Rishikesh – Spiritual marketplace
Rishikesh is a small town in the northern India. Geographically, it is the point where the Ganges River leaves the forested peaks of the Himalayas Mountains and enters the plains of Northern India. Yoga practitioners and spiritual devotees of every nationality flock to this northern Indian town which now bills itself as “the yoga capital.” The Beatles set off the flow of Western spiritual seekers after their stay in an ashram here in the 60s.
Rishikesh brims with ashrams, temples, yoga schools and mixing New Age trappings such as healing crystals and Ayurvedic medicine. The city itself has nothing special: it’s a typical Indian conglomeration of low buildings, cramped booths, narrow streets full of dust and trash where rickshaws, scooters, bikes, cows, beggars, monks and pilgrims circulate like the ants in an indescribable anthill.
On the sand on the left bank of the Ganges, a few hundred meters upstream from the bridge of Ram Jhula lies the huts of recluses. Near of ashrams, the number of beggars increases exponentially. Men of all ages sit from dawn until dusk in the shade of the walls near the water’s edge. They sleep in the open air and what they wear is all that they have. Their misery still has a certain hint of solemnity.

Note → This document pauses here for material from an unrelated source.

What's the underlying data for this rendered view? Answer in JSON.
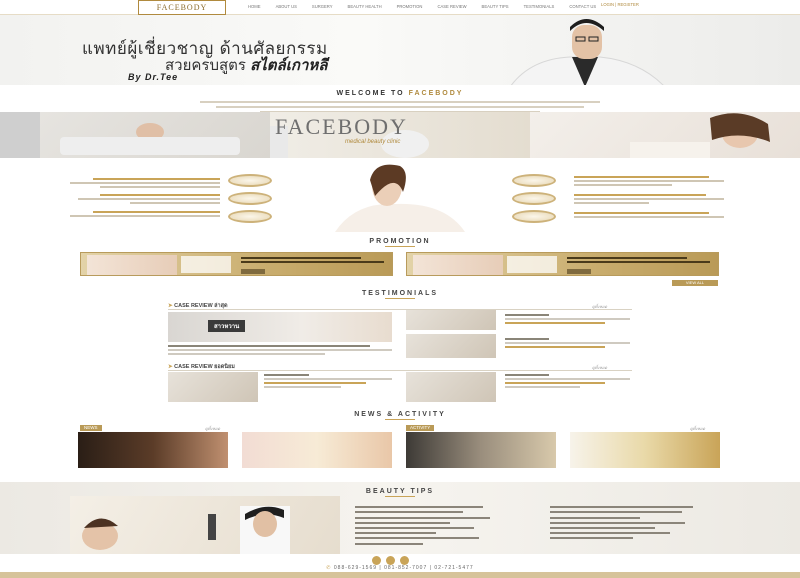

As a place of pilgrimage for Hindus of everywhere, the Rishikesh spiritual site has been converted more and more to the new religion of money. The “ashrams” compete to attract tourists, offering yoga classes that promise the salvation in only a few weeks. The restaurants, hotels and souvenir shops have multiplied. The magic of old times almost disappeared, making room for imitation and stifling bazaar atmosphere. And this mess continues.